Millions of American investors lost many billions of dollars or more as a result of the 2008 mass housing and financial frauds.
But very few people have taken the time to investigate why they lost money and what the U.S. financial services industry did to help create the crisis in the first place or prevent it from happening.
Author Bruce Gauthier is an exception. He is a self-proclaimed amateur investor, who lost his entire life savings in the 2008 market decline and its ongoing aftermath. He was so enraged at the system, he penned a book, Santa Claus is Alive and Well and Living on Wall Street (iUniverse Press, 2011,157 pages, $12.95.)
So Much for Trusted Advisers
This book was written for average investors, Bruce says, and his presentation examines the key people and policies which encouraged him to invest and remain invested, even when his “trusted” advisers were encouraging him to remain invested. His discovery takes him through Wall Street’s monolithic process of building confidence in the investment world, even though profits generally flow one way: From the individual investor to the larger investment firms.
In his personal journey, he describes the fraud and bad investment advice he received that put his assets in jeopardy, even as they continued to generate commissions and fees for his advisers.
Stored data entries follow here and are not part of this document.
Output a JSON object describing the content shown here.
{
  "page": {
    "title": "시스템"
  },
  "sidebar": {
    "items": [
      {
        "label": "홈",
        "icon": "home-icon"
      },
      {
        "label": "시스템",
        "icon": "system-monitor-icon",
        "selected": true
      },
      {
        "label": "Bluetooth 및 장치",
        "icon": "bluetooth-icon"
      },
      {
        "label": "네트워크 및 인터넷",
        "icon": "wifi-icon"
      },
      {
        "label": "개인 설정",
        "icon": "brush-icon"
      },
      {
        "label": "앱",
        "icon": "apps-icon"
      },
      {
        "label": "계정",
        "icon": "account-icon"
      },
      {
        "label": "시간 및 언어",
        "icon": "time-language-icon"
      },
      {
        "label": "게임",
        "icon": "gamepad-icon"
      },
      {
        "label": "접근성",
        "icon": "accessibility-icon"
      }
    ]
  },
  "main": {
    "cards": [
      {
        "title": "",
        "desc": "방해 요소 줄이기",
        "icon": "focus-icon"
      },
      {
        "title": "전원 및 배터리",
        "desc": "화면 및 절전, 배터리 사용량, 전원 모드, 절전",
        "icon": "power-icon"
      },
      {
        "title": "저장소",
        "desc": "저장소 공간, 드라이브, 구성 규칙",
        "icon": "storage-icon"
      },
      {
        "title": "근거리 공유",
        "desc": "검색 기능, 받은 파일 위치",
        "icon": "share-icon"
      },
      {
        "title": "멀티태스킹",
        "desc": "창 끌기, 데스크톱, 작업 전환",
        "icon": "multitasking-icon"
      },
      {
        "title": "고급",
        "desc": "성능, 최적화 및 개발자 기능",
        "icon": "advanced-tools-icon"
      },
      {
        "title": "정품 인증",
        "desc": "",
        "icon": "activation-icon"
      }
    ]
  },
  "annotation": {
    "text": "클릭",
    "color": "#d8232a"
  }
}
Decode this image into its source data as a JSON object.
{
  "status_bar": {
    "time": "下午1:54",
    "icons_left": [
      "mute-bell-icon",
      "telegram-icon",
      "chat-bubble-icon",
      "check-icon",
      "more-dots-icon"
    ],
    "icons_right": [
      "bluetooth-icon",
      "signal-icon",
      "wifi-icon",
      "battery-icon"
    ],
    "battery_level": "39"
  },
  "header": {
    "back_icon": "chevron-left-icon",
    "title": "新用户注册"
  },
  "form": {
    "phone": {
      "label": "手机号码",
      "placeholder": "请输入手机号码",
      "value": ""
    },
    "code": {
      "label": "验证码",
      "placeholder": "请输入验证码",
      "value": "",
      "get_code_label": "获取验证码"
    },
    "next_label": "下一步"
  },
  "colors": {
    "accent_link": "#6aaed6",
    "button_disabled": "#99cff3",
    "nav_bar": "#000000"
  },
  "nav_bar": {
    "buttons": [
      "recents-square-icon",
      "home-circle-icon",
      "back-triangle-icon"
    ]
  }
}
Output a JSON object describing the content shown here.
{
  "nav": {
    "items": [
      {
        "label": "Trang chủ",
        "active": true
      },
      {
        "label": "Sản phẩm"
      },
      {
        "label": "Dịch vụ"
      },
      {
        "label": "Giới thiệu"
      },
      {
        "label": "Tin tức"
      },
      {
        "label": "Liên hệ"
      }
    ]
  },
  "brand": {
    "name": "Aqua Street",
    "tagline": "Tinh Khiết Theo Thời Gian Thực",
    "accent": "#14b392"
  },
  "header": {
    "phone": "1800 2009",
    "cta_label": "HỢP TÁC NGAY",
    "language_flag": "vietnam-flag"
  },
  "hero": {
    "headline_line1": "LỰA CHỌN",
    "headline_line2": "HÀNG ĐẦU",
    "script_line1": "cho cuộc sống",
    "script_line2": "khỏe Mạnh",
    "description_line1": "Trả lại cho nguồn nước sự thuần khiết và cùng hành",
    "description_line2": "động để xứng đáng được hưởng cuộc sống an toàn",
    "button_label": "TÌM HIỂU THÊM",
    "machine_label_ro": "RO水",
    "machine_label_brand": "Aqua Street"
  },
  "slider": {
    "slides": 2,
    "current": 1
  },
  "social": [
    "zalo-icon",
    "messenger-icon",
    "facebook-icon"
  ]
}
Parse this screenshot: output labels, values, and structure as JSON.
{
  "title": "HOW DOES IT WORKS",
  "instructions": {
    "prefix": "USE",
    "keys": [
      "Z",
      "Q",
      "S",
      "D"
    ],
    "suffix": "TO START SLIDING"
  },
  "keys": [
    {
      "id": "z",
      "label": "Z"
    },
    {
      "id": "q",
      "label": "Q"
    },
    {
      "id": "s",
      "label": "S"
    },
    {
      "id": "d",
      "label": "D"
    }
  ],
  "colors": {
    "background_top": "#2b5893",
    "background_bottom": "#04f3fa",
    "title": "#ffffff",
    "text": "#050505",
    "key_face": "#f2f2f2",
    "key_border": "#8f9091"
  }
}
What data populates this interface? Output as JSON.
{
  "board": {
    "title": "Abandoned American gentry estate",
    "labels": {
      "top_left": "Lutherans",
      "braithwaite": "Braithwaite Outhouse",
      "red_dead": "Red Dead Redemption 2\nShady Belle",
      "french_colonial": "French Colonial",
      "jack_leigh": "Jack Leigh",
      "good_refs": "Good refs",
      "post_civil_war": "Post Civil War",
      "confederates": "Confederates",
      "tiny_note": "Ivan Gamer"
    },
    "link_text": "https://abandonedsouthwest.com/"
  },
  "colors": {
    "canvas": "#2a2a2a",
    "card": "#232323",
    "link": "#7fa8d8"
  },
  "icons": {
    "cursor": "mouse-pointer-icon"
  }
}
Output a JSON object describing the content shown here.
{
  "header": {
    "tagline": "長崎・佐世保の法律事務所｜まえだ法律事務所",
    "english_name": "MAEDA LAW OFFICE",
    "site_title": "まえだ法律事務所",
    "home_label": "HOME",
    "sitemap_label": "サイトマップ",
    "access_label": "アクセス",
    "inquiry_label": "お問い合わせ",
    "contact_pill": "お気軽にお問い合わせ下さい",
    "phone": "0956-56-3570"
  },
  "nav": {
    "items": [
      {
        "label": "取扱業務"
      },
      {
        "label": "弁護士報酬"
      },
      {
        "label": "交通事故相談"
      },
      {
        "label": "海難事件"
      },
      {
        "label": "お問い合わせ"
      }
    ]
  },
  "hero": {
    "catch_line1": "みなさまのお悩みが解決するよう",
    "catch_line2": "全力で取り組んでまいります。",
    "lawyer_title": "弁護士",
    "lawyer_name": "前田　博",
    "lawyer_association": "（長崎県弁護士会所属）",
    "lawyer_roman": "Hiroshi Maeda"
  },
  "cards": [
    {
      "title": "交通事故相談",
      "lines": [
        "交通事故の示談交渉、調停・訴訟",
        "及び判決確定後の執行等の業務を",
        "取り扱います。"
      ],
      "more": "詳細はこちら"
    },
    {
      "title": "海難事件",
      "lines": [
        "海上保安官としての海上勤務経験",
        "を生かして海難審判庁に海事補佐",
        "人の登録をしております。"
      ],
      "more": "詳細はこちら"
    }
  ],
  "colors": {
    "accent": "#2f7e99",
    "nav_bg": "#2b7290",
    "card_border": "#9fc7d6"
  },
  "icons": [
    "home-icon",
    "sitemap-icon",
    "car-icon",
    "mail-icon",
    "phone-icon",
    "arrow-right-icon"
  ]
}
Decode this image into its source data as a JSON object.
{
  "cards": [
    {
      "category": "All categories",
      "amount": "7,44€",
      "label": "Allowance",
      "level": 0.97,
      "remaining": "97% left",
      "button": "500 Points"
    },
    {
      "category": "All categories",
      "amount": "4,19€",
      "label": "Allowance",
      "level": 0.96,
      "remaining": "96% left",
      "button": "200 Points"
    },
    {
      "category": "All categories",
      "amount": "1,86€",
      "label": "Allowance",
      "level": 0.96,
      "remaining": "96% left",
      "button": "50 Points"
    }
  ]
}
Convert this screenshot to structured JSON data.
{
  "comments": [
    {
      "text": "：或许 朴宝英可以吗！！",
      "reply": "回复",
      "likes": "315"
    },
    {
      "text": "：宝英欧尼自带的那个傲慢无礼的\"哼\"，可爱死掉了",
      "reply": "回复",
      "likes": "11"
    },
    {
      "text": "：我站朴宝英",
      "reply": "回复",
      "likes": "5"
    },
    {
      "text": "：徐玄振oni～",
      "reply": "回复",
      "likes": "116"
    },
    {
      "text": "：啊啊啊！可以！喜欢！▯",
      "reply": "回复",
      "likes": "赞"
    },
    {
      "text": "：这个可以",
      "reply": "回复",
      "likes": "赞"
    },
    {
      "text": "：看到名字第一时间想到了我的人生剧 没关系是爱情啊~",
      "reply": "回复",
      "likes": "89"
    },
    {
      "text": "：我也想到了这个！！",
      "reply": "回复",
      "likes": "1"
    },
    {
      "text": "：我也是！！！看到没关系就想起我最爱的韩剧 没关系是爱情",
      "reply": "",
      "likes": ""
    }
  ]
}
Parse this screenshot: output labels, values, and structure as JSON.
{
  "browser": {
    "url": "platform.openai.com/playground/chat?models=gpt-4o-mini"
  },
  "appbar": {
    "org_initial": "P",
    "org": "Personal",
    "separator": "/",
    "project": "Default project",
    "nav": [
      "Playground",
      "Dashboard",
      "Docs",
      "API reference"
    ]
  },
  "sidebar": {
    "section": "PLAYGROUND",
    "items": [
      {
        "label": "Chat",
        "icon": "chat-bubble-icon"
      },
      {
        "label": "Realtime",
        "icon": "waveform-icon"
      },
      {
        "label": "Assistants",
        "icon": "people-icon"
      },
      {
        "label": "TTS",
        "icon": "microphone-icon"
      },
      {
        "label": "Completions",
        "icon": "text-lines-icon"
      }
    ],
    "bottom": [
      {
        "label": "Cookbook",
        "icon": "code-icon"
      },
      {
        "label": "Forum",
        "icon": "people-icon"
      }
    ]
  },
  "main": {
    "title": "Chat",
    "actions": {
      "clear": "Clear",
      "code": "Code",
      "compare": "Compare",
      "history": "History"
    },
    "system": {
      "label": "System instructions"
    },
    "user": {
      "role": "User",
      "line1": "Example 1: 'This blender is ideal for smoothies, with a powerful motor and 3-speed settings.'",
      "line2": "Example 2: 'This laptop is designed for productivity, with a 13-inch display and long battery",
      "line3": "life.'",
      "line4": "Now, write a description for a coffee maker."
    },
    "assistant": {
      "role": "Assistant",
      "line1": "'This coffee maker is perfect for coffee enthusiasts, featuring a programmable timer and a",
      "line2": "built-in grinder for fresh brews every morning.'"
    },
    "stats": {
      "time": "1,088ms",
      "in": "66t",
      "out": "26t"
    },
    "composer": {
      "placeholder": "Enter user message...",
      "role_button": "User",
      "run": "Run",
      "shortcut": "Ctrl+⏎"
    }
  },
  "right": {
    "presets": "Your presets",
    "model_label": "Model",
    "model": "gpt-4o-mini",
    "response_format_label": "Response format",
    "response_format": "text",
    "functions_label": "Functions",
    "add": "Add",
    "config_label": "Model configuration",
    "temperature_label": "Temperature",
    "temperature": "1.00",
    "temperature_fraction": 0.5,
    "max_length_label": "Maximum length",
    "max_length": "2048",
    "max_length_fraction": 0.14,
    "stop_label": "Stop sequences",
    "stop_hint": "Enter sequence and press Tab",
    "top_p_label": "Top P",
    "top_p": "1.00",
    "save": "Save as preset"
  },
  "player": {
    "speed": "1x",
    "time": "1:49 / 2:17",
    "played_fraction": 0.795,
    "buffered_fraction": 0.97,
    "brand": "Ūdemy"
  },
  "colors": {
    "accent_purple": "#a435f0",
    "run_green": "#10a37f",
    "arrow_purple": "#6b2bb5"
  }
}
The book also names the key individuals who helped promote the flurry of investments through the housing and mortgage credit origination fraud. Among the culprits: U.S. Treasury Deputy Secretary Lawrence Summers; the Federal Reserve, the 791 U.S. corporations which shipped jobs outside the nation, and the SEC.
But Gauthier identifies people who did identify the investment crisis early, but were ridiculed for their positions. Among them is Peter Schiff, who appeared in a TV interview in 2006 and told of the impending financial explosion, but was lambasted by co-panelists economist Ben Stein and Art Laffer, an economic consultant to Ronald Reagan.
Reading that interview transcript today is unsettling since Schiff was on-target, but was bucking the conventional Wall Street wisdom that the economic expansion would continue well into the future. It failed to last two more years and then dissolved into the worst economic collapse since the Great Depression.
This is a personal account of one investor’s education about losing money. It is also a book for amateur investors, so it has significant amounts of explanation and reasons why the author’s faith in the financial services industry was destroyed.
Gauthier’s book has footnotes, citations and verbatim testimony to explain his basic premises and rationale. He weaves his experiences and then uses public events, news accounts, articles and testimony to make a powerful case about what went wrong and how it wasted his portfolio. The book’s title (which could be improved) comes from Gauthier’s disillusionment with Wall Street and how it misrepresents the futile attraction of building wealth through the current investment services industry.
All this makes for an informative short book, which is very suitable for many investors. It should be part of a growing list of accounts by amateur investors about how the system failed them and did not help them achieve their financial goals, despite industry claims that wealth management is the core focus of the financial services industry.
At $12.95, less than the price of many stock commissions, this is an entertaining, educational and affordable book for the holidays.